Sharpness-Aware Minimization for Evolutionary Feature Construction in Regression
Hengzhe Zhang, Qi Chen, Bing Xue, Wolfgang Banzhaf, Mengjie Zhang
TL;DR
This work tackles overfitting in genetic programming–based evolutionary feature construction by introducing Sharpness-Aware Minimization (SAM) in the semantic space, motivated by PAC-Bayesian theory. The method jointly optimizes the cross-validation loss and an estimated sharpness term, augmented with a sharpness reduction layer, bounded predictions, and ensemble post-processing to improve generalization. Empirical results on 58 real-world regression datasets show SAM surpasses standard GP and six complexity-based baselines, with SAM-EGP achieving strongest performance against nine modern ML and symbolic regression competitors, particularly with limited data or label noise. The approach demonstrates that seeking flat minima in the semantic landscape yields robust, interpretable features, offering practical gains for AutoML and symbolic regression pipelines.
Abstract
In recent years, genetic programming (GP)-based evolutionary feature construction has achieved significant success. However, a primary challenge with evolutionary feature construction is its tendency to overfit the training data, resulting in poor generalization on unseen data. In this research, we draw inspiration from PAC-Bayesian theory and propose using sharpness-aware minimization in function space to discover symbolic features that exhibit robust performance within a smooth loss landscape in the semantic space.
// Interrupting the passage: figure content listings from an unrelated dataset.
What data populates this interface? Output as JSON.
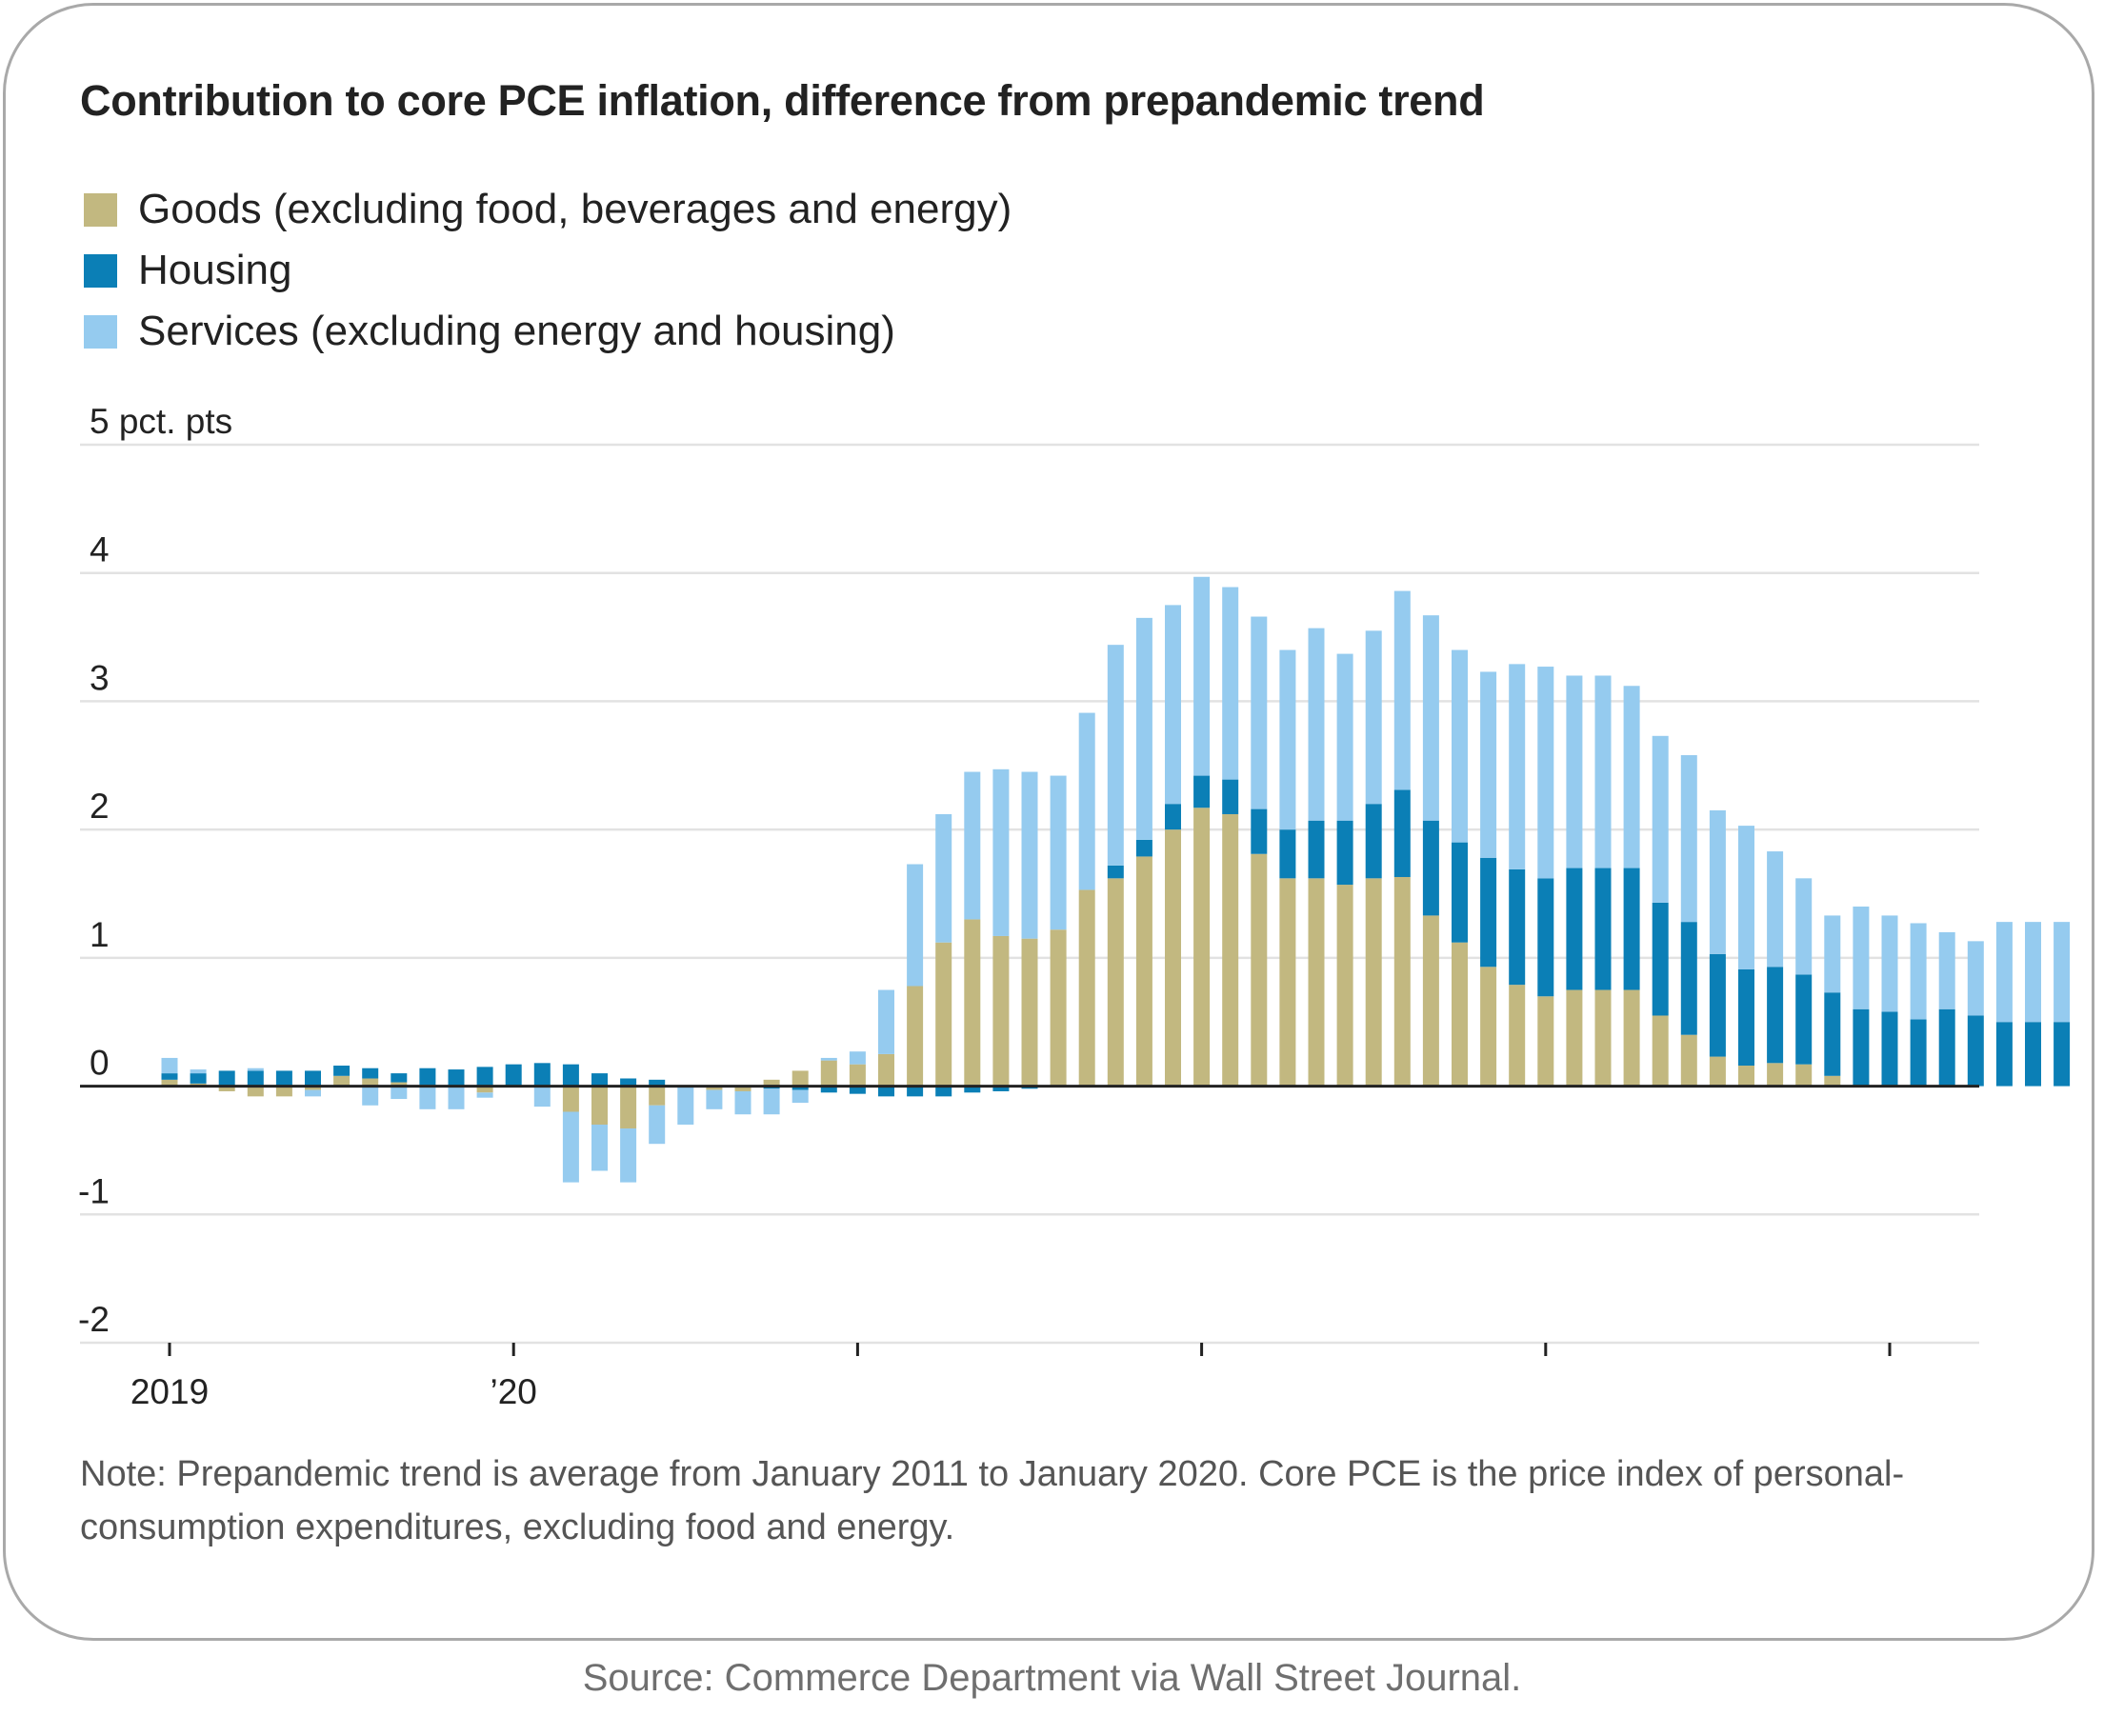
{
  "title": "Contribution to core PCE inflation, difference from prepandemic trend",
  "note": "Note: Prepandemic trend is average from January 2011 to January 2020. Core PCE is the price index of personal-consumption expenditures, excluding food and energy.",
  "source": "Source: Commerce Department via Wall Street Journal.",
  "colors": {
    "goods": "#c2b880",
    "housing": "#0b7fb6",
    "services": "#95cbef",
    "grid": "#e2e2e2",
    "zero": "#222222"
  },
  "chart_data": {
    "type": "bar",
    "stacked": true,
    "title": "Contribution to core PCE inflation, difference from prepandemic trend",
    "ylabel": "5 pct. pts",
    "ylim": [
      -2,
      5
    ],
    "yticks": [
      5,
      4,
      3,
      2,
      1,
      0,
      -1,
      -2
    ],
    "ytick_labels": [
      "5 pct. pts",
      "4",
      "3",
      "2",
      "1",
      "0",
      "-1",
      "-2"
    ],
    "xtick_labels": [
      "2019",
      "’20",
      "",
      "",
      "",
      ""
    ],
    "xtick_month_index": [
      0,
      12,
      24,
      36,
      48,
      60
    ],
    "legend_position": "top-left",
    "grid": true,
    "categories": [
      "Jan 2019",
      "Feb 2019",
      "Mar 2019",
      "Apr 2019",
      "May 2019",
      "Jun 2019",
      "Jul 2019",
      "Aug 2019",
      "Sep 2019",
      "Oct 2019",
      "Nov 2019",
      "Dec 2019",
      "Jan 2020",
      "Feb 2020",
      "Mar 2020",
      "Apr 2020",
      "May 2020",
      "Jun 2020",
      "Jul 2020",
      "Aug 2020",
      "Sep 2020",
      "Oct 2020",
      "Nov 2020",
      "Dec 2020",
      "Jan 2021",
      "Feb 2021",
      "Mar 2021",
      "Apr 2021",
      "May 2021",
      "Jun 2021",
      "Jul 2021",
      "Aug 2021",
      "Sep 2021",
      "Oct 2021",
      "Nov 2021",
      "Dec 2021",
      "Jan 2022",
      "Feb 2022",
      "Mar 2022",
      "Apr 2022",
      "May 2022",
      "Jun 2022",
      "Jul 2022",
      "Aug 2022",
      "Sep 2022",
      "Oct 2022",
      "Nov 2022",
      "Dec 2022",
      "Jan 2023",
      "Feb 2023",
      "Mar 2023",
      "Apr 2023",
      "May 2023",
      "Jun 2023",
      "Jul 2023",
      "Aug 2023",
      "Sep 2023",
      "Oct 2023",
      "Nov 2023",
      "Dec 2023",
      "Jan 2024",
      "Feb 2024",
      "Mar 2024",
      "Apr 2024",
      "May 2024",
      "Jun 2024",
      "Jul 2024"
    ],
    "series": [
      {
        "name": "Goods (excluding food, beverages and energy)",
        "color": "#c2b880",
        "values": [
          0.05,
          0.02,
          -0.04,
          -0.08,
          -0.08,
          -0.03,
          0.08,
          0.06,
          0.03,
          0.01,
          0,
          -0.05,
          0,
          -0.01,
          -0.2,
          -0.3,
          -0.33,
          -0.15,
          0,
          -0.03,
          -0.04,
          0.05,
          0.12,
          0.2,
          0.17,
          0.25,
          0.78,
          1.12,
          1.3,
          1.17,
          1.15,
          1.22,
          1.53,
          1.62,
          1.79,
          2.0,
          2.17,
          2.12,
          1.81,
          1.62,
          1.62,
          1.57,
          1.62,
          1.63,
          1.33,
          1.12,
          0.93,
          0.79,
          0.7,
          0.75,
          0.75,
          0.75,
          0.55,
          0.4,
          0.23,
          0.16,
          0.18,
          0.17,
          0.08,
          0,
          0,
          0,
          0,
          0,
          0,
          0,
          0
        ]
      },
      {
        "name": "Housing",
        "color": "#0b7fb6",
        "values": [
          0.05,
          0.08,
          0.12,
          0.12,
          0.12,
          0.12,
          0.08,
          0.08,
          0.07,
          0.13,
          0.13,
          0.15,
          0.17,
          0.18,
          0.17,
          0.1,
          0.06,
          0.05,
          0,
          0,
          0,
          -0.02,
          -0.03,
          -0.05,
          -0.06,
          -0.08,
          -0.08,
          -0.08,
          -0.05,
          -0.04,
          -0.02,
          0,
          0,
          0.1,
          0.13,
          0.2,
          0.25,
          0.27,
          0.35,
          0.38,
          0.45,
          0.5,
          0.58,
          0.68,
          0.74,
          0.78,
          0.85,
          0.9,
          0.92,
          0.95,
          0.95,
          0.95,
          0.88,
          0.88,
          0.8,
          0.75,
          0.75,
          0.7,
          0.65,
          0.6,
          0.58,
          0.52,
          0.6,
          0.55,
          0.5,
          0.5,
          0.5
        ]
      },
      {
        "name": "Services (excluding energy and housing)",
        "color": "#95cbef",
        "values": [
          0.12,
          0.03,
          0,
          0.02,
          0,
          -0.05,
          0,
          -0.15,
          -0.1,
          -0.18,
          -0.18,
          -0.04,
          0,
          -0.15,
          -0.55,
          -0.36,
          -0.42,
          -0.3,
          -0.3,
          -0.15,
          -0.18,
          -0.2,
          -0.1,
          0.02,
          0.1,
          0.5,
          0.95,
          1.0,
          1.15,
          1.3,
          1.3,
          1.2,
          1.38,
          1.72,
          1.73,
          1.55,
          1.55,
          1.5,
          1.5,
          1.4,
          1.5,
          1.3,
          1.35,
          1.55,
          1.6,
          1.5,
          1.45,
          1.6,
          1.65,
          1.5,
          1.5,
          1.42,
          1.3,
          1.3,
          1.12,
          1.12,
          0.9,
          0.75,
          0.6,
          0.8,
          0.75,
          0.75,
          0.6,
          0.58,
          0.78,
          0.78,
          0.78
        ]
      }
    ]
  }
}
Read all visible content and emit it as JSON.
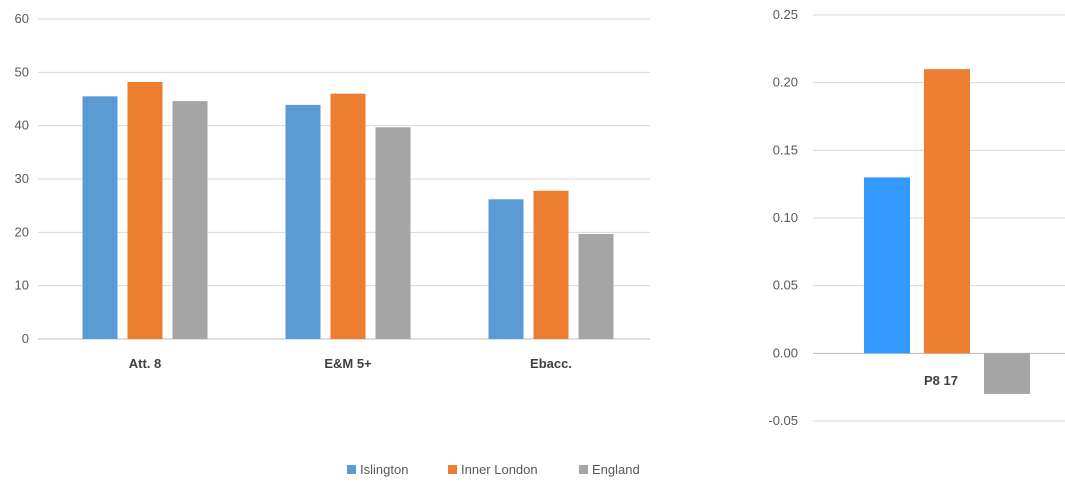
{
  "chart_data": [
    {
      "type": "bar",
      "categories": [
        "Att. 8",
        "E&M 5+",
        "Ebacc."
      ],
      "series": [
        {
          "name": "Islington",
          "values": [
            45.5,
            43.9,
            26.2
          ],
          "color": "#5B9BD5"
        },
        {
          "name": "Inner London",
          "values": [
            48.2,
            46.0,
            27.8
          ],
          "color": "#ED7D31"
        },
        {
          "name": "England",
          "values": [
            44.6,
            39.7,
            19.7
          ],
          "color": "#A5A5A5"
        }
      ],
      "ylim": [
        0,
        60
      ],
      "yticks": [
        "0",
        "10",
        "20",
        "30",
        "40",
        "50",
        "60"
      ],
      "grid": true,
      "legend": "bottom",
      "title": "",
      "xlabel": "",
      "ylabel": ""
    },
    {
      "type": "bar",
      "categories": [
        "P8 17"
      ],
      "series": [
        {
          "name": "Islington",
          "values": [
            0.13
          ],
          "color": "#3399FF"
        },
        {
          "name": "Inner London",
          "values": [
            0.21
          ],
          "color": "#ED7D31"
        },
        {
          "name": "England",
          "values": [
            -0.03
          ],
          "color": "#A5A5A5"
        }
      ],
      "ylim": [
        -0.05,
        0.25
      ],
      "yticks": [
        "-0.05",
        "0.00",
        "0.05",
        "0.10",
        "0.15",
        "0.20",
        "0.25"
      ],
      "grid": true,
      "title": "",
      "xlabel": "",
      "ylabel": ""
    }
  ]
}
By optimizing sharpness in conjunction with cross-validation loss, as well as designing a sharpness reduction layer, the proposed method effectively mitigates the overfitting problem of GP, especially when dealing with a limited number of instances or in the presence of label noise. Experimental results on 58 real-world regression datasets show that our approach outperforms standard GP as well as six state-of-the-art complexity measurement methods for GP in controlling overfitting. Furthermore, the ensemble version of GP with sharpness-aware minimization demonstrates superior performance compared to nine fine-tuned machine learning and symbolic regression algorithms, including XGBoost and LightGBM.